2015 Climate Change & Seed Zones
Our study will:
1) increase our understanding of the basic biology and ecology of several native species
2) determine native plant sensitivity to altered climate
3) provide recommendations on native plant material selections under future climate
4) offer insight into the resilience of native plant communities to climate change and resistance to invasion.
In a field experiment, we will examine the effects of increased temperature and altered precipitation on native and invasive plant growth, reproduction, and community dynamics. In field plots, we will establish three-3x3m plots with the following four treatments: control, warming, drought, and warming + drought (12 plots total). Passive warming chambers will be constructed to increase soil temperatures approximately 5°C (Germino and Smith 1999). Rainout shelters will be constructed to reduce precipitation by 50% (Yahdijan and Sala 2002). Weather at the site will be monitored with a weather station and monitoring equipment under the shelters. The weather station will measure precipitation, relative humidity, air temperature, windspeed and direction, and incoming solar radiation. Additionally, we will measure soil moisture and temperature (2 and 5 cm depths), air temperature, relative humidity, and precipitation under the chambers/shelters.

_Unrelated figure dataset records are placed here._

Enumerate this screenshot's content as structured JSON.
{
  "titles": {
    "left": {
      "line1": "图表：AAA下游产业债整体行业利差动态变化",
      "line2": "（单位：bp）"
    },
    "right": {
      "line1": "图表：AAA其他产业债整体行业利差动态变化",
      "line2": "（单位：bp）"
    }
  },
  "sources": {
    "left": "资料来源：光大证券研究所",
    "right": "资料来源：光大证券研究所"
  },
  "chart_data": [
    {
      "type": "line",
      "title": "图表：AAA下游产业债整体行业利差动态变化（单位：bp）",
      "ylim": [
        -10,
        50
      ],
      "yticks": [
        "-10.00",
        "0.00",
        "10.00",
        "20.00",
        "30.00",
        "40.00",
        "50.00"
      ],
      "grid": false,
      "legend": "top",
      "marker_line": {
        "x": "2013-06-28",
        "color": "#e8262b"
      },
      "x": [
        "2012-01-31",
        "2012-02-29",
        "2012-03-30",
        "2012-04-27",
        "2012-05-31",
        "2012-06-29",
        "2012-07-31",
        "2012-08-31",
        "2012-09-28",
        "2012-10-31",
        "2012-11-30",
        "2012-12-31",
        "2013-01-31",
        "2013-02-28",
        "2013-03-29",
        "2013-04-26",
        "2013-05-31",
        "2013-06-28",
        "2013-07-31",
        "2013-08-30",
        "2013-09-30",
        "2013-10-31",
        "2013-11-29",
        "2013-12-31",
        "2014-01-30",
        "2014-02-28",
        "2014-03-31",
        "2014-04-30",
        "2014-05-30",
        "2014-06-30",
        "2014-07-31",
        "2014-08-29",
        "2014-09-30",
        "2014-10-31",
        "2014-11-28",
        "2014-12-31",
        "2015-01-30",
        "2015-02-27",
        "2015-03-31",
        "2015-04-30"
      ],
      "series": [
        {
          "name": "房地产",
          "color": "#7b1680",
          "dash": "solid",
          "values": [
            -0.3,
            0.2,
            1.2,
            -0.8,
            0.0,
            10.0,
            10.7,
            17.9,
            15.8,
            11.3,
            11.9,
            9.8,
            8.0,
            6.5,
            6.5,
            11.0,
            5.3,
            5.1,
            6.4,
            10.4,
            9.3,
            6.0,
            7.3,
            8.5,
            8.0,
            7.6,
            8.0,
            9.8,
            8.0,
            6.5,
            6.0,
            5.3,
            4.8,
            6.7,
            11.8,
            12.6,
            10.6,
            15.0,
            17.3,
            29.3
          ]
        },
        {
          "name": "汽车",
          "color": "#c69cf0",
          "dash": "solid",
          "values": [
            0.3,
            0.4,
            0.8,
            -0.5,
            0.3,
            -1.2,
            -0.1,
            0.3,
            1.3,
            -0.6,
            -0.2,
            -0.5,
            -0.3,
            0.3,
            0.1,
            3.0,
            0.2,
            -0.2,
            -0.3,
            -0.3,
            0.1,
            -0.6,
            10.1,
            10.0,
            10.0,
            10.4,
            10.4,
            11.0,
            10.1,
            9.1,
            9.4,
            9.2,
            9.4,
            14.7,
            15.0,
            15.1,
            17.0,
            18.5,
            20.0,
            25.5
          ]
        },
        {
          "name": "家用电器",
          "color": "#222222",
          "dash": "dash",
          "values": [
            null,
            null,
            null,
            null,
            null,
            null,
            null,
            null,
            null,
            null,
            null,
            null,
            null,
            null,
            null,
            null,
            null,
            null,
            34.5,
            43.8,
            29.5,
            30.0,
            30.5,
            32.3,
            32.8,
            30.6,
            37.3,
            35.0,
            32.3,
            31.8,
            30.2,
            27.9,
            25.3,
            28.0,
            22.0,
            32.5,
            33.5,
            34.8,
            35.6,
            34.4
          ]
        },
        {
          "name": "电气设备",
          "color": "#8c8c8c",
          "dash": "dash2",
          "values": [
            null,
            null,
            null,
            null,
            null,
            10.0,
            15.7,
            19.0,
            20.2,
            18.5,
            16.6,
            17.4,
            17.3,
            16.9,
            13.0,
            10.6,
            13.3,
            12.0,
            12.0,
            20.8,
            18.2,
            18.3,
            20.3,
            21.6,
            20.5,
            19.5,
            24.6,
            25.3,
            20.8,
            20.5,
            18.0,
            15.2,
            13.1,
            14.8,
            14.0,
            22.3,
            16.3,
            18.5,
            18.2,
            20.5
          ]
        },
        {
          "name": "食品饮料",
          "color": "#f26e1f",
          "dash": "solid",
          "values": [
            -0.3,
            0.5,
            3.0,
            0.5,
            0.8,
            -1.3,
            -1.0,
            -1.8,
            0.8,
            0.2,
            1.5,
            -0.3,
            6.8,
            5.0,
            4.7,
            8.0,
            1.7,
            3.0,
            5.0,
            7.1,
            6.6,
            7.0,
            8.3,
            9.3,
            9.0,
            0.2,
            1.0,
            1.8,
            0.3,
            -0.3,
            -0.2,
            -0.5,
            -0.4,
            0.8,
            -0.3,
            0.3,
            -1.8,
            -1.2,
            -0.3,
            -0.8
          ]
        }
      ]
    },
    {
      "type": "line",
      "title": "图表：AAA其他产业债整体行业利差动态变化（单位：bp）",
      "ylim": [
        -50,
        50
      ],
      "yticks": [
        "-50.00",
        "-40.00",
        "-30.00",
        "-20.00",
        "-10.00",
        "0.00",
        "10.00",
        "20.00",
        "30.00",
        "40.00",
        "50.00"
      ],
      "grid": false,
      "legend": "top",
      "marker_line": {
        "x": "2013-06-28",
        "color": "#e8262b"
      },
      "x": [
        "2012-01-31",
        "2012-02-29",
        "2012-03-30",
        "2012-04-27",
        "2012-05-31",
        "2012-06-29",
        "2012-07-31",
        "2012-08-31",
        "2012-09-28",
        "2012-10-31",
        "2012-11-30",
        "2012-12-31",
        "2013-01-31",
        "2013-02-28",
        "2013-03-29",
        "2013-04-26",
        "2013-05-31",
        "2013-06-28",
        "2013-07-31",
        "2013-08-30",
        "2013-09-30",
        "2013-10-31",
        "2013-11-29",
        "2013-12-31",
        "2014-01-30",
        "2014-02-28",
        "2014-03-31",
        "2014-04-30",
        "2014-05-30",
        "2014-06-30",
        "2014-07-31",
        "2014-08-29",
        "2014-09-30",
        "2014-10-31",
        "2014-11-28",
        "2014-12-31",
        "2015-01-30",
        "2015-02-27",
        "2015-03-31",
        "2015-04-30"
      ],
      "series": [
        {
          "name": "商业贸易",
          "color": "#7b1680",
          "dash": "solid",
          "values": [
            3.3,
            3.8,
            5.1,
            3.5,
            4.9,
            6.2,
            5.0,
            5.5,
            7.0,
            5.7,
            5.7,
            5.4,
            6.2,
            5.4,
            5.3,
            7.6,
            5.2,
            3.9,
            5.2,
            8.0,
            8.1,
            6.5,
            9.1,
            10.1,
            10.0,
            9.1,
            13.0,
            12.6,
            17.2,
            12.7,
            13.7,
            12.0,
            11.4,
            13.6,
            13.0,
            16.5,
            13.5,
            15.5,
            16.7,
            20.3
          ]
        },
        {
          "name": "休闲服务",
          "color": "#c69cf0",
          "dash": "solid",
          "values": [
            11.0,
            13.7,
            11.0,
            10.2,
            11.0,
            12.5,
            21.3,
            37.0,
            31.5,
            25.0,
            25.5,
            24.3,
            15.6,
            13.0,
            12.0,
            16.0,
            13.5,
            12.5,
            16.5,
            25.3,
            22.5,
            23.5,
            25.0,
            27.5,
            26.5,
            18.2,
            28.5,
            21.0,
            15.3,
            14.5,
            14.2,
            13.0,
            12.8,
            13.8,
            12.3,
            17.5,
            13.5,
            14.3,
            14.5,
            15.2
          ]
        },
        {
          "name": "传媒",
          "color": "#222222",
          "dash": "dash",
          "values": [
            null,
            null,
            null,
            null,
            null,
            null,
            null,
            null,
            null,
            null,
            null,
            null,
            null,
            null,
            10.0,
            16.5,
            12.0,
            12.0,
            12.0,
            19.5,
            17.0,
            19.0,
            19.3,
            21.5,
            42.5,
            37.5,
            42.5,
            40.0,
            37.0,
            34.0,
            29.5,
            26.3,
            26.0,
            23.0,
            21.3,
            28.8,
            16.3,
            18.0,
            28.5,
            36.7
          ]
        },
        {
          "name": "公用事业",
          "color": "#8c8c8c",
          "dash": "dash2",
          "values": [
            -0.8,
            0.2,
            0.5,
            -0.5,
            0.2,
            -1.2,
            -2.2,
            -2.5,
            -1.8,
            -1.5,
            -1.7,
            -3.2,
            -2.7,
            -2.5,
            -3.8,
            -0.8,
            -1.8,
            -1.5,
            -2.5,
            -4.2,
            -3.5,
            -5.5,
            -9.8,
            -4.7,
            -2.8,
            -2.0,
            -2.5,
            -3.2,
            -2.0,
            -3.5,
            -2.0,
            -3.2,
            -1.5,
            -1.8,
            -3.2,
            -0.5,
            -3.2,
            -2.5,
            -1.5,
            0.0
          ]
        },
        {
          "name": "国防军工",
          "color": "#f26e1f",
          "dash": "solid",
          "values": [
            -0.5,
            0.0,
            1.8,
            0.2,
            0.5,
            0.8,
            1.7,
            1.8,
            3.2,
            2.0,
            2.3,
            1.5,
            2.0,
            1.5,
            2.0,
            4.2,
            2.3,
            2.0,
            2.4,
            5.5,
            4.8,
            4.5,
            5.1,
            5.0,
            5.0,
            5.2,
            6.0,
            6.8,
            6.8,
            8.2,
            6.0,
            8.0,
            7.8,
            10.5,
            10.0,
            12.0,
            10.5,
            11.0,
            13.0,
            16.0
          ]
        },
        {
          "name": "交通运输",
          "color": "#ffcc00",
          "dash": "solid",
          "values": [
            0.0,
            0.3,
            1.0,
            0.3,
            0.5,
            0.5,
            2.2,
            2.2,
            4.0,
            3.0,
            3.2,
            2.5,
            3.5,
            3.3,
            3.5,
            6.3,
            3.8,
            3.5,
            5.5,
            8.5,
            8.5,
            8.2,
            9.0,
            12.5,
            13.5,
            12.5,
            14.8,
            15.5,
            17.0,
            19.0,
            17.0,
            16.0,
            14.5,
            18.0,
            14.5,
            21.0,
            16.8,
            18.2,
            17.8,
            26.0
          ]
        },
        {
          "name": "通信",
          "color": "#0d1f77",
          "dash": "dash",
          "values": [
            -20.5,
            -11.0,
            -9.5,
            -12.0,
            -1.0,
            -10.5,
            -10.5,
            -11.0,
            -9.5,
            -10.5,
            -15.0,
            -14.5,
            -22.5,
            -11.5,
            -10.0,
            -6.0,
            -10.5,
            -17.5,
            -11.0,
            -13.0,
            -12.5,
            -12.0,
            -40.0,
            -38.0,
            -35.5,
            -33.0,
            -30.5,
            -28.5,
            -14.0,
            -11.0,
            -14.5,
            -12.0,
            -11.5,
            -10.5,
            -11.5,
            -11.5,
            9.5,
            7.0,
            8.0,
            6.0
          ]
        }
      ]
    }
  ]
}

This study is designed as a pilot study with the intention for further studies, which may include different native species, seeding rates, altered timing of rain, etc. Future experiments intend to examine how climate affects species interactions and invasions along climatic and elevation gradients in the Great Basin.
In a field experiment, we will:
• Determine the effects of warming and drought on invasive and native plant emergence, growth, and reproduction.
• Investigate what native species mixtures may compete with B. tectorum or B. rubens in future climate.